1.4 Text and graphical outputs

Text and graphics can be handled with the phenomis methods by setting the two arguments:

  • report.c: if set to ‘interactive’ [default], messages are displayed interactively; if set to a character corresponding the a filename (with the ‘.txt’ extension), messages are diverted to this file by using the sink function internally (the same file can be appended by successive methods); if set to ‘none’, messages are suppressed

  • figure.c: if set to ‘interactive’ [default], graphics are displayed interactively; if set to a character corresponding the a filename (with the ‘.pdf’ extension), a pdf file with the plot is generated instead; if set to ‘none’, graphics are suppressed

2 Hands-on

2.1 The sacurine cohort study

As an example, we will use the phenomis package to study the sacurine human cohort. The study is aimed at characterizing the physiological variations of the human urine metabolome with age, body mass index (BMI), and gender (Thévenot et al. 2015). Urine samples from 184 volunteers were analyzed by reversed-phase (C18) ultrahigh performance liquid chromatography (UPLC) coupled to high-resolution mass spectrometry (LTQ-Orbitrap). Raw data are publicly available on the MetaboLights repository (MTBLS404).

This vignette describes the statistical analysis of the data set from the negative ionization mode (113 identified metabolites at MSI levels 1 or 2):

  • correcting: Correction of the signal drift by local regression (loess) modeling of the intensity trend in pool samples (Dunn et al. 2011); Adjustment of offset differences between the two analytical batches by using the average of the pool intensities in each batch (Kloet et al. 2009)

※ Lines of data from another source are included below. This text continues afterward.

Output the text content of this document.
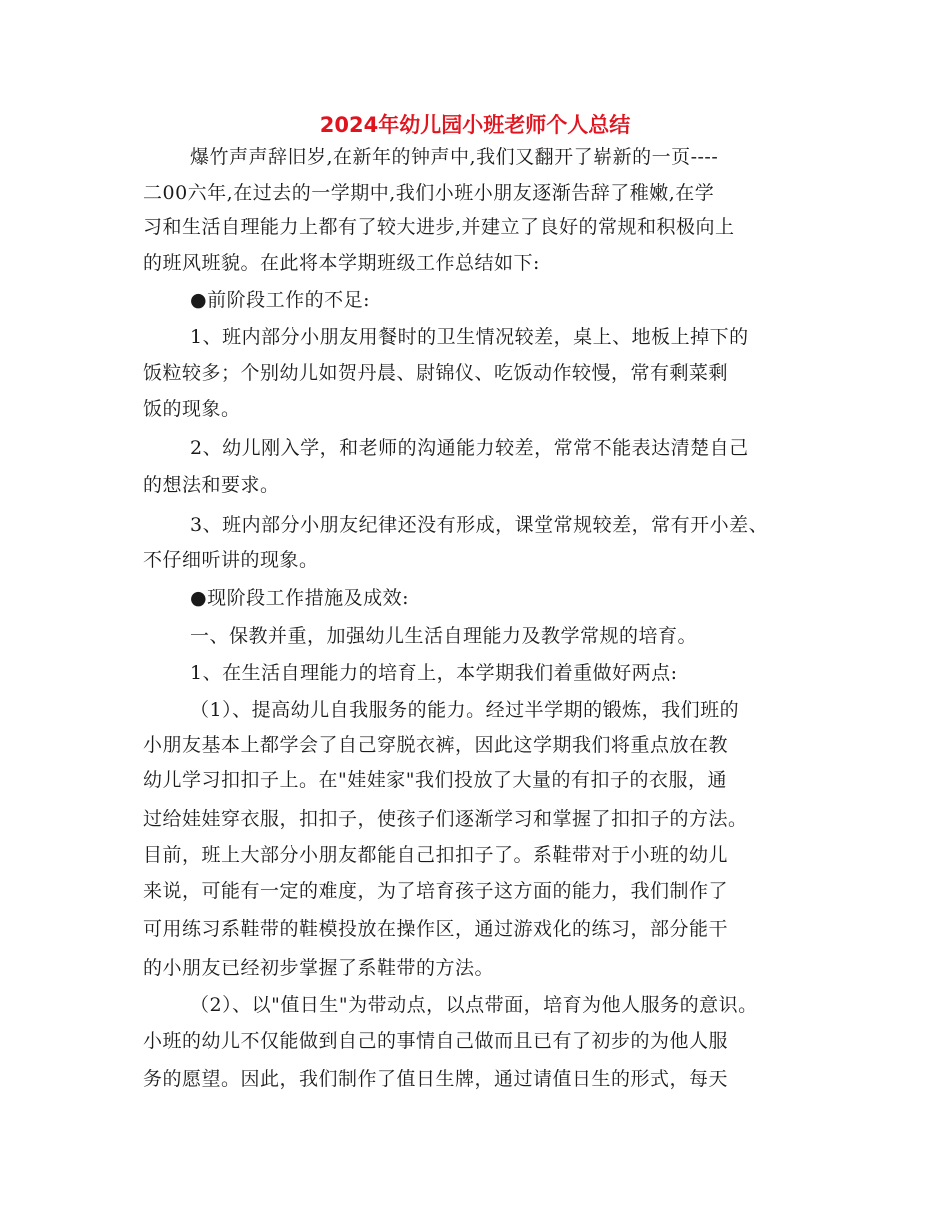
2024年幼儿园小班老师个人总结
爆竹声声辞旧岁,在新年的钟声中,我们又翻开了崭新的一页----
二00六年,在过去的一学期中,我们小班小朋友逐渐告辞了稚嫩,在学
习和生活自理能力上都有了较大进步,并建立了良好的常规和积极向上
的班风班貌。在此将本学期班级工作总结如下:
●前阶段工作的不足:
1、班内部分小朋友用餐时的卫生情况较差，桌上、地板上掉下的
饭粒较多；个别幼儿如贺丹晨、尉锦仪、吃饭动作较慢，常有剩菜剩
饭的现象。
2、幼儿刚入学，和老师的沟通能力较差，常常不能表达清楚自己
的想法和要求。
3、班内部分小朋友纪律还没有形成，课堂常规较差，常有开小差、
不仔细听讲的现象。
●现阶段工作措施及成效:
一、保教并重，加强幼儿生活自理能力及教学常规的培育。
1、在生活自理能力的培育上，本学期我们着重做好两点:
（1）、提高幼儿自我服务的能力。经过半学期的锻炼，我们班的
小朋友基本上都学会了自己穿脱衣裤，因此这学期我们将重点放在教
幼儿学习扣扣子上。在"娃娃家"我们投放了大量的有扣子的衣服，通
过给娃娃穿衣服，扣扣子，使孩子们逐渐学习和掌握了扣扣子的方法。
目前，班上大部分小朋友都能自己扣扣子了。系鞋带对于小班的幼儿
来说，可能有一定的难度，为了培育孩子这方面的能力，我们制作了
可用练习系鞋带的鞋模投放在操作区，通过游戏化的练习，部分能干
的小朋友已经初步掌握了系鞋带的方法。
（2）、以"值日生"为带动点，以点带面，培育为他人服务的意识。
小班的幼儿不仅能做到自己的事情自己做而且已有了初步的为他人服
务的愿望。因此，我们制作了值日生牌，通过请值日生的形式，每天
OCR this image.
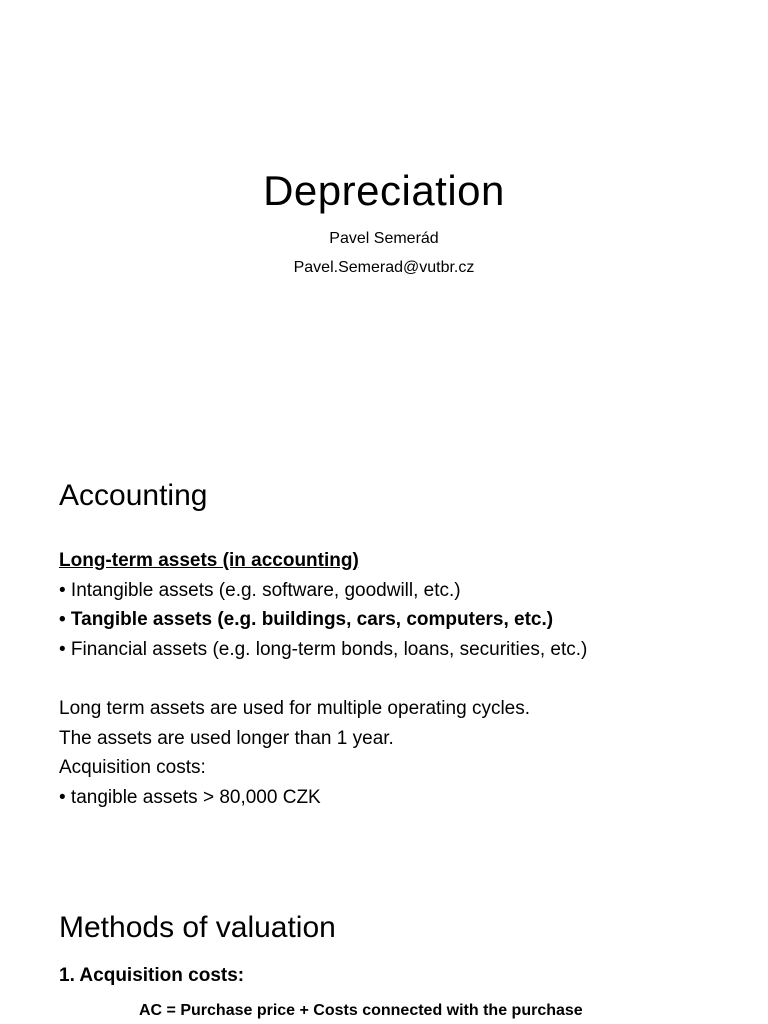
Depreciation
Pavel Semerád
Pavel.Semerad@vutbr.cz
Accounting
Long-term assets (in accounting)
• Intangible assets (e.g. software, goodwill, etc.)
• Tangible assets (e.g. buildings, cars, computers, etc.)
• Financial assets (e.g. long-term bonds, loans, securities, etc.)
Long term assets are used for multiple operating cycles.
The assets are used longer than 1 year.
Acquisition costs:
• tangible assets > 80,000 CZK
Methods of valuation
1. Acquisition costs:
AC = Purchase price + Costs connected with the purchase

  • Variable quality control by discarding features with a coefficient of variation above 30% in pool samples

  • Normalization by the sample osmolality

  • transforming: log10 transformation

  • inspecting: Computing metrics to filter out outlier samples according to the Weighted Hotellings’T2 distance (Tenenhaus 1999), the Z-score of one of the intensity distribution deciles (Alonso et al. 2011), and the Z-score of the number of missing values (Alonso et al. 2011). A 0.001 threshold for all p-values results in the HU_096 sample being discarded

  • hypotesting: Univariate hypothesis testing of significant variations with age, BMI, or between genders (Student’s T test with Benjamini Hochberg correction)

  • PCA exploration of the data set; ropls Bioconductor package (Thévenot et al. 2015)

  • clustering: Hierarchical clustering

  • OPLS(-DA) modeling of age, BMI and gender; ropls Bioconductor package (Thévenot et al. 2015)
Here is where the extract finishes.